Pendant qu’Oscar et Gordon rangent le jeu, Vincent et Thomas dessinent au tableau.

Temps de discussion et au revoir.

Ils parlent du jeu, qu’ils ont tous apprécié, sauf Vincent qui estime ne pas avoir pu en profiter. Leurs mots de fin de séance ont tous une connotation agressive : « hors-la-loi », « attentat », « vengeance », « trahison ». Chacun quitte cependant la séance de très bonne humeur, sans trace de la tension perceptible en fin de partie.

Commentaire

Lors de ce groupe on peut voir plusieurs signes d’illusion groupale : ambiance jubilatoire, indifférenciation, fantasmes de toute-puissance et d’autosuffisance, mais aussi des signes de redifférenciation et notamment de confrontation à la différence des sexes évoquant une amorce de sortie de cette phase.

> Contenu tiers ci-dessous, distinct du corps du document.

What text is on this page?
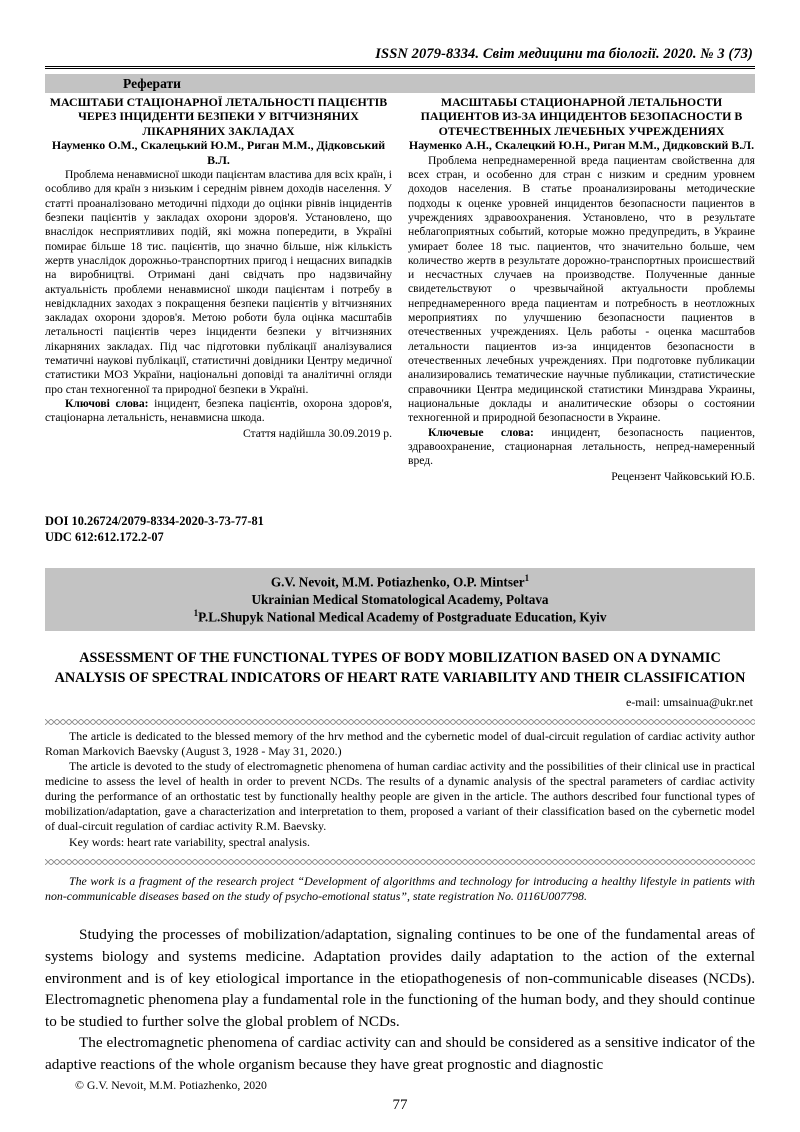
ISSN 2079-8334. Світ медицини та біології. 2020. № 3 (73)
Реферати
МАСШТАБИ СТАЦІОНАРНОЇ ЛЕТАЛЬНОСТІ ПАЦІЄНТІВ ЧЕРЕЗ ІНЦИДЕНТИ БЕЗПЕКИ У ВІТЧИЗНЯНИХ ЛІКАРНЯНИХ ЗАКЛАДАХ
Науменко О.М., Скалецький Ю.М., Риган М.М., Дідковський В.Л.

Проблема ненавмисної шкоди пацієнтам властива для всіх країн, і особливо для країн з низьким і середнім рівнем доходів населення. У статті проаналізовано методичні підходи до оцінки рівнів інцидентів безпеки пацієнтів у закладах охорони здоров'я. Установлено, що внаслідок несприятливих подій, які можна попередити, в Україні помирає більше 18 тис. пацієнтів, що значно більше, ніж кількість жертв унаслідок дорожньо-транспортних пригод і нещасних випадків на виробництві. Отримані дані свідчать про надзвичайну актуальність проблеми ненавмисної шкоди пацієнтам і потребу в невідкладних заходах з покращення безпеки пацієнтів у вітчизняних закладах охорони здоров'я. Метою роботи була оцінка масштабів летальності пацієнтів через інциденти безпеки у вітчизняних лікарняних закладах. Під час підготовки публікації аналізувалися тематичні наукові публікації, статистичні довідники Центру медичної статистики МОЗ України, національні доповіді та аналітичні огляди про стан техногенної та природної безпеки в Україні.

Ключові слова: інцидент, безпека пацієнтів, охорона здоров'я, стаціонарна летальність, ненавмисна шкода.

Стаття надійшла 30.09.2019 р.
МАСШТАБЫ СТАЦИОНАРНОЙ ЛЕТАЛЬНОСТИ ПАЦИЕНТОВ ИЗ-ЗА ИНЦИДЕНТОВ БЕЗОПАСНОСТИ В ОТЕЧЕСТВЕННЫХ ЛЕЧЕБНЫХ УЧРЕЖДЕНИЯХ
Науменко А.Н., Скалецкий Ю.Н., Риган М.М., Дидковский В.Л.

Проблема непреднамеренной вреда пациентам свойственна для всех стран, и особенно для стран с низким и средним уровнем доходов населения. В статье проанализированы методические подходы к оценке уровней инцидентов безопасности пациентов в учреждениях здравоохранения. Установлено, что в результате неблагоприятных событий, которые можно предупредить, в Украине умирает более 18 тыс. пациентов, что значительно больше, чем количество жертв в результате дорожно-транспортных происшествий и несчастных случаев на производстве. Полученные данные свидетельствуют о чрезвычайной актуальности проблемы непреднамеренного вреда пациентам и потребность в неотложных мероприятиях по улучшению безопасности пациентов в отечественных учреждениях. Цель работы - оценка масштабов летальности пациентов из-за инцидентов безопасности в отечественных лечебных учреждениях. При подготовке публикации анализировались тематические научные публикации, статистические справочники Центра медицинской статистики Минздрава Украины, национальные доклады и аналитические обзоры о состоянии техногенной и природной безопасности в Украине.

Ключевые слова: инцидент, безопасность пациентов, здравоохранение, стационарная летальность, непред-намеренный вред.

Рецензент Чайковський Ю.Б.
DOI 10.26724/2079-8334-2020-3-73-77-81
UDC 612:612.172.2-07
G.V. Nevoit, M.M. Potiazhenko, O.P. Mintser$^1$
Ukrainian Medical Stomatological Academy, Poltava
$^1$P.L.Shupyk National Medical Academy of Postgraduate Education, Kyiv
ASSESSMENT OF THE FUNCTIONAL TYPES OF BODY MOBILIZATION BASED ON A DYNAMIC ANALYSIS OF SPECTRAL INDICATORS OF HEART RATE VARIABILITY AND THEIR CLASSIFICATION
e-mail: umsainua@ukr.net

The article is dedicated to the blessed memory of the hrv method and the cybernetic model of dual-circuit regulation of cardiac activity author Roman Markovich Baevsky (August 3, 1928 - May 31, 2020.)

The article is devoted to the study of electromagnetic phenomena of human cardiac activity and the possibilities of their clinical use in practical medicine to assess the level of health in order to prevent NCDs. The results of a dynamic analysis of the spectral parameters of cardiac activity during the performance of an orthostatic test by functionally healthy people are given in the article. The authors described four functional types of mobilization/adaptation, gave a characterization and interpretation to them, proposed a variant of their classification based on the cybernetic model of dual-circuit regulation of cardiac activity R.M. Baevsky.

Key words: heart rate variability, spectral analysis.

The work is a fragment of the research project “Development of algorithms and technology for introducing a healthy lifestyle in patients with non-communicable diseases based on the study of psycho-emotional status”, state registration No. 0116U007798.

Studying the processes of mobilization/adaptation, signaling continues to be one of the fundamental areas of systems biology and systems medicine. Adaptation provides daily adaptation to the action of the external environment and is of key etiological importance in the etiopathogenesis of non-communicable diseases (NCDs). Electromagnetic phenomena play a fundamental role in the functioning of the human body, and they should continue to be studied to further solve the global problem of NCDs.

The electromagnetic phenomena of cardiac activity can and should be considered as a sensitive indicator of the adaptive reactions of the whole organism because they have great prognostic and diagnostic

© G.V. Nevoit, M.M. Potiazhenko, 2020
77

Le mouvement d’indifférenciation des uns et des autres est bien visible dans l’échange des prénoms entre les 4 garçons. La toute-puissance et le fantasme d’autosuffisance sont apparents lorsqu’ils insistent pour que nous respections l’inversion de leurs prénoms et prétendent même échanger les nôtres, lorsqu’ils cherchent à faire durer la partie, comme s’ils définissaient les règles du groupe eux-mêmes.

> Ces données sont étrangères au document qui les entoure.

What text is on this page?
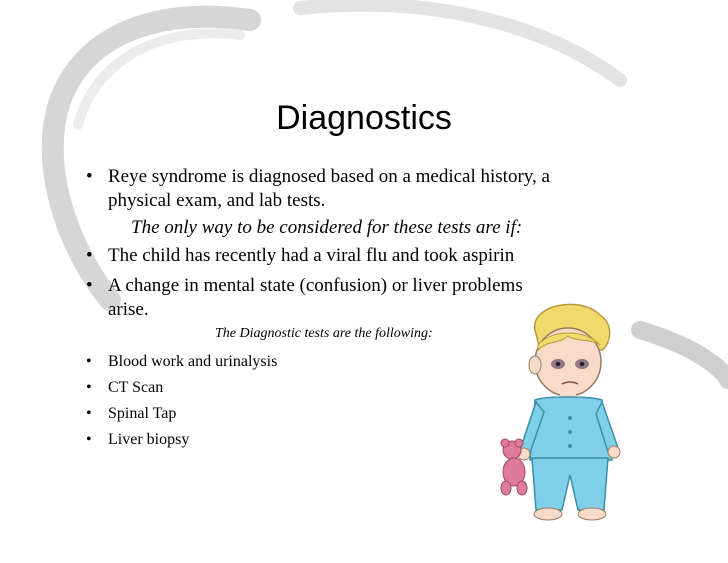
Diagnostics
• Reye syndrome is diagnosed based on a medical history, a
physical exam, and lab tests.
The only way to be considered for these tests are if:
• The child has recently had a viral flu and took aspirin
• A change in mental state (confusion) or liver problems
arise.
The Diagnostic tests are the following:
• Blood work and urinalysis
• CT Scan
• Spinal Tap
• Liver biopsy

Cependant ils font maintenant une différenciation entre eux et les adultes, comme s’ils redécouvraient notre différence. Justine est depuis plusieurs semaines exclue de leur sous-groupe, mais elle y joue un rôle important, puisque c’est elle qui l’organise en marquant sa limite. Lors de cette séance ils ne se contentent pas de l’ignorer : elle reçoit beaucoup d’agressivité pendant le jeu. Justine confronte les adolescents à la différence des sexes, d’où cette tension d’ordre sexuel mêlée d’agressivité que j’ai perçue dans le jeu, intense au point de me conduire à imaginer qu’affleuraient chez eux des fantasmes de viol à son égard. Il est à noter que je n’ai initialement pas pensé à parler de ces fantasmes en synthèse, ne les incluant dans le récit de la séance que plusieurs semaines plus tard. Cette omission, proche d’un oubli, est certainement à comprendre comme un acte manqué, signe de l’intensité de ces fantasmes et du refoulement dont ils ont fait l’objet.

Peut-être que la mise à l’écart de Justine par les adolescents et leur motivation à l’éliminer dans le jeu peut être comprise comme un déni énergique de cette différence des sexes qui crée une tension, contredit leur fantasme d’indifférenciation, et les dérange. Ce serait une tentative de prolonger le plus longtemps possible la phase d’illusion groupale. Pendant cette phase le groupe fait office de soutien narcissique pour chacun de ses membres, ils se sentent exister dedans. Ils y font des expériences de solidité, de continuité, d’assise narcissique et des expériences identitaires qu’ils auto-définissent. Ils sont portés par l’expérience de ces moments vécus pendant lesquels ils se sentent soutenus, tout-puissants. Ils n’ont donc aucune envie que cette phase s’achève (48).

Il semble que j’ai également été prise dans ce déni de la possible fin de l’illusion groupale, car initialement j’ai considéré cette séance comme une parfaite illustration de cette phase, ne voyant pas

ou oubliant aussitôt les signes de sortie. Ce n’est qu’après la fin de l’observation, une fois les éléments d’agressivité envers Justine réintégrés grâce à la relecture de mes toutes premières notes, que j’ai pu accéder à une autre lecture de ce qui s’est joué lors de cette séance.